GfZK

untitled [City IV]

23 Apr - 19 Jun 2005

untitled [City IV]
23.04.2005 - 19.06.2005

Curated by Ilina Koralova

Artists: Ebru Özseçen, Tilo Schulz/Sibylle Berg, Matthijs de Bruijne, Wolfgang Thaler

>o. T. [City IV]< is a project based on the interest in the city as a platform for different artistic practices that seek to question established concepts, to open new discussions, to explore unknown spaces, to uncover hidden strata. City planning and architecture are nowadays marked by two contradictory tendencies: on the one side, the process of globalisation is strongly reflected in the uniformity of contemporary urban landscape, while on the other, we witness the urge to protect each city’s own identity. The city’s specific historical heritage, together with its current social and political organisation, is the prerequisite that still gives specific character to it.

The social and the related architectural history as well as the contemporary urban development of Leipzig serve as an example of an organism which is in constant flux and change, where different tensions, ideologies and desires clash, producing new spaces for negotiations about its future.
>br> The invited artists have chosen Leipzig as a ground for their reflections on the given topic. In the works however, the individual depictions have charged concrete sites and places with metaphorical meaning that echoes in the title of the exhibition. It suggests at first glance the idea of a picture / a painting, insofar as paintings are very often titled in a way which is very open and allows various interpretations. The reason for such a choice is to be found in the rather emotional approach to the theme that prevails over detached scientific analysis.
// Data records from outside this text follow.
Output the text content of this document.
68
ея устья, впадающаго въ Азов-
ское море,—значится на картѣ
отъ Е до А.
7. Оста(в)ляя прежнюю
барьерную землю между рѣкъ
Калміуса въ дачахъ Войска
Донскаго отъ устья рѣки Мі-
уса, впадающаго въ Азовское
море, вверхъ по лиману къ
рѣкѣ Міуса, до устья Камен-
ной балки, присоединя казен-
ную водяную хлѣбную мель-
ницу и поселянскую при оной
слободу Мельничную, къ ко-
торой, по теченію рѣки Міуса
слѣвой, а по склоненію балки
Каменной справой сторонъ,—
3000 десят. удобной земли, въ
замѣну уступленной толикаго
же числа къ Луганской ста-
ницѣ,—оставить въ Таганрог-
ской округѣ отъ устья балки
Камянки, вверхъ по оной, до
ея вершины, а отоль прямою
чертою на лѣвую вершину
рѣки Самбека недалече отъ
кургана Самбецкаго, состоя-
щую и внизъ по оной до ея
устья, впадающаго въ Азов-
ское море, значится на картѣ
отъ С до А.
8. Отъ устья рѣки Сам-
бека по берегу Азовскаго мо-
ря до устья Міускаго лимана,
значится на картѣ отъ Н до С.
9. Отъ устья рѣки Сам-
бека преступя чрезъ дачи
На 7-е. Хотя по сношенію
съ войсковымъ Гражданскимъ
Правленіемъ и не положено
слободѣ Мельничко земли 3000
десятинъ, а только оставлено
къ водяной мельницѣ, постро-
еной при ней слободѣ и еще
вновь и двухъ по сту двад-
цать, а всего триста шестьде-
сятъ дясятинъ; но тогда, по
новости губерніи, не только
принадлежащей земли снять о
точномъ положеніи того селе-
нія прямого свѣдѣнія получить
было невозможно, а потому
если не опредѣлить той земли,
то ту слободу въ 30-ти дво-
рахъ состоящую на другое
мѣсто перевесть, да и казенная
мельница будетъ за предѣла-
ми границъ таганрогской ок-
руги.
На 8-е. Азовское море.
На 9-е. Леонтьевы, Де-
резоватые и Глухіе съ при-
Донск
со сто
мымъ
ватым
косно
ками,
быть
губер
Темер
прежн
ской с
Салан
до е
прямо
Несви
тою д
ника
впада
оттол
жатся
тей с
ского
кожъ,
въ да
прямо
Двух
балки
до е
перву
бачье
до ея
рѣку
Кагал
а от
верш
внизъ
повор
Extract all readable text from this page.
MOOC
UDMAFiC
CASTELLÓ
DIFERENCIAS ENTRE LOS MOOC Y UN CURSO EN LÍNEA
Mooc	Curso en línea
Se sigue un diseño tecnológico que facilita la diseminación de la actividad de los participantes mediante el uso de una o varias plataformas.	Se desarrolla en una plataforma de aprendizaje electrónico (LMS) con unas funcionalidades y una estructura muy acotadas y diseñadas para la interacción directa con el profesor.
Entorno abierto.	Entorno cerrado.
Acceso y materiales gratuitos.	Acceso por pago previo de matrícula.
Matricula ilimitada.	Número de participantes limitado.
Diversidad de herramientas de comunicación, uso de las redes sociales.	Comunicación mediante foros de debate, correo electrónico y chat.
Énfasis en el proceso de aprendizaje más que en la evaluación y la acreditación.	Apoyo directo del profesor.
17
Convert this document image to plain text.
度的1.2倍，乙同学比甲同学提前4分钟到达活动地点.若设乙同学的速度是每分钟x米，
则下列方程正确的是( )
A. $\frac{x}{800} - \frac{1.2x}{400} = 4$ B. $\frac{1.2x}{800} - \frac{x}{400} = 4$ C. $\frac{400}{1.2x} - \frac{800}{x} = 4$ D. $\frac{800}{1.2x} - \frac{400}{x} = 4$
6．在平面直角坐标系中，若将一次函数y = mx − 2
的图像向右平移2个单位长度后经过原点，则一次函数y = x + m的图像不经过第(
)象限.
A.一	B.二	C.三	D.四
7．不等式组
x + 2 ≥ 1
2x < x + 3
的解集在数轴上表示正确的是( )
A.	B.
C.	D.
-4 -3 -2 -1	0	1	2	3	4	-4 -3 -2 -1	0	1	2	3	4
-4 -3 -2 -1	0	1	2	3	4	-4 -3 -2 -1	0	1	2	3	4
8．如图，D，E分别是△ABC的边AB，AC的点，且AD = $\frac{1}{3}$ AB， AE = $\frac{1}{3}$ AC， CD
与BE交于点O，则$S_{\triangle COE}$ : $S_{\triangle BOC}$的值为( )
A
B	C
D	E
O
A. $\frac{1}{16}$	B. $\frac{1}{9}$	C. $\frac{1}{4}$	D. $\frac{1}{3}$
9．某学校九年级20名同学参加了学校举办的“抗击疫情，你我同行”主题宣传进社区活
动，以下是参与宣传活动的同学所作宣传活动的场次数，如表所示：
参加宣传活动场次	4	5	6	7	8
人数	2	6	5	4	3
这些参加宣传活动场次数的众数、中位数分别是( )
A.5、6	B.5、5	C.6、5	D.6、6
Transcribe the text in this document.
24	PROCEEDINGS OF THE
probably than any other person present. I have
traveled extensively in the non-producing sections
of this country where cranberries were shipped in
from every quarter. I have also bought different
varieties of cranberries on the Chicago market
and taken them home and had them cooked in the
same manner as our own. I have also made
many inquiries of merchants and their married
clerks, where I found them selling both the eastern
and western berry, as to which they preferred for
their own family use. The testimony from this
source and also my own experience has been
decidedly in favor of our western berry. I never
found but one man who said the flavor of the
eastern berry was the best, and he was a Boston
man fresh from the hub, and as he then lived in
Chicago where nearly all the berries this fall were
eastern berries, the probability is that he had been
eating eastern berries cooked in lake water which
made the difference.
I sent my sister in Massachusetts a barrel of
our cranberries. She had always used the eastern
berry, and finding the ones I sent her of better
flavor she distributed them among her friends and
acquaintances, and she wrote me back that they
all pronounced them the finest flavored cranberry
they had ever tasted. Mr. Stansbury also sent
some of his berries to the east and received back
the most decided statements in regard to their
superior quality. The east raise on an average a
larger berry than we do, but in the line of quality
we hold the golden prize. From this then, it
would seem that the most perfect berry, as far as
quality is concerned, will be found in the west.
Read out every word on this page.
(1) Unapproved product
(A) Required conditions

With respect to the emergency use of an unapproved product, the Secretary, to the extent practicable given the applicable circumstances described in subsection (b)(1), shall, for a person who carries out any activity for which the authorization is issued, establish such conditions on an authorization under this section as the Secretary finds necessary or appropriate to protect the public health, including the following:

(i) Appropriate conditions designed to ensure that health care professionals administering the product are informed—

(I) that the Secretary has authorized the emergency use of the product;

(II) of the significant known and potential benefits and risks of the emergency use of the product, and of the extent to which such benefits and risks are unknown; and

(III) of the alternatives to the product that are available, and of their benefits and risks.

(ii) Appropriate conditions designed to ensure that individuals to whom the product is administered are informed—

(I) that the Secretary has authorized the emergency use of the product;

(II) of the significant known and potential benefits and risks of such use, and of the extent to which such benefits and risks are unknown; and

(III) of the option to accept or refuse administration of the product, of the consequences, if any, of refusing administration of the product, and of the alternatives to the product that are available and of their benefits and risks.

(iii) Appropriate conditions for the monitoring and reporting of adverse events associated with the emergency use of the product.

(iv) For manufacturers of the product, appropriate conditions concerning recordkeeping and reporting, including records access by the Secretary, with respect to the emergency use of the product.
During his first visit to Leipzig, the Dutch artist Matthijs de Bruijne asked a few inhabitants of different professions and backgrounds to show him places in their town they don’t like and avoid passing by. In most of the cases those are abandoned places or buildings bearing the heritage of failed social utopias. In his work “A Place I Dislike”, the artist combines the pictures of the spots taken in Leipzig with stories about similar places in the South-American metropolis of Buenos Aires. The basic structure of every political and ideological system is founded on the same principle and operates using the same tools everywhere, global capitalism being no exception. And in a cynical way it gives global character to social differentiations, fears, poverty, hatred.

A radically different approach towards urban civilization and technological development related to it is to be seen in the work of Ebru Özseçen. Her installation “City” is rather an aesthetic encounter with “mechanized humanity”. A cinema space is furnished with specially designed chairs. The projection presents relicts of 1960s and 1970s computers in museum storage. The processed image transforms them into a structure suggesting the futuristic vision of a city as depicted in Ridley Scott’s “Blade Runner”. Yet the artist’s fascination with high technologies goes alongside the awareness that technology could easily turn against human beings.

Tilo Schulz in collaboration with the author Sibylle Berg uses her novel “Sex 2” to investigate city life both as an architectonical construct which more often than not arises against any regulations, and as a node of different human destinies. By means of a sculptural installation combined with text, Schulz’s/Berg’s work unveils quite unpleasant sides of everyday life. The metropolis’ inhabitants are usually victims of sexual violation, neurosis, fears, crimes, alienation and loneliness.

Wolfgang Thaler’s project is entitled “Mep’yuk”. This is the name of an invented, fictitious place, consisting of pieces of genuinely existing public and office buildings located all around the world – Tokyo, Sofia, Mexico City, Leipzig, Tel Aviv, Vienna. Albeit of different origin, their function is the same and consequently so is their infrastructure. This strange place, non-existent on the map, could be crossed and even abandoned in one’s thought, but can never be completely got out of, insofar as it is our own reality, our creation, the reflection of our own utopias.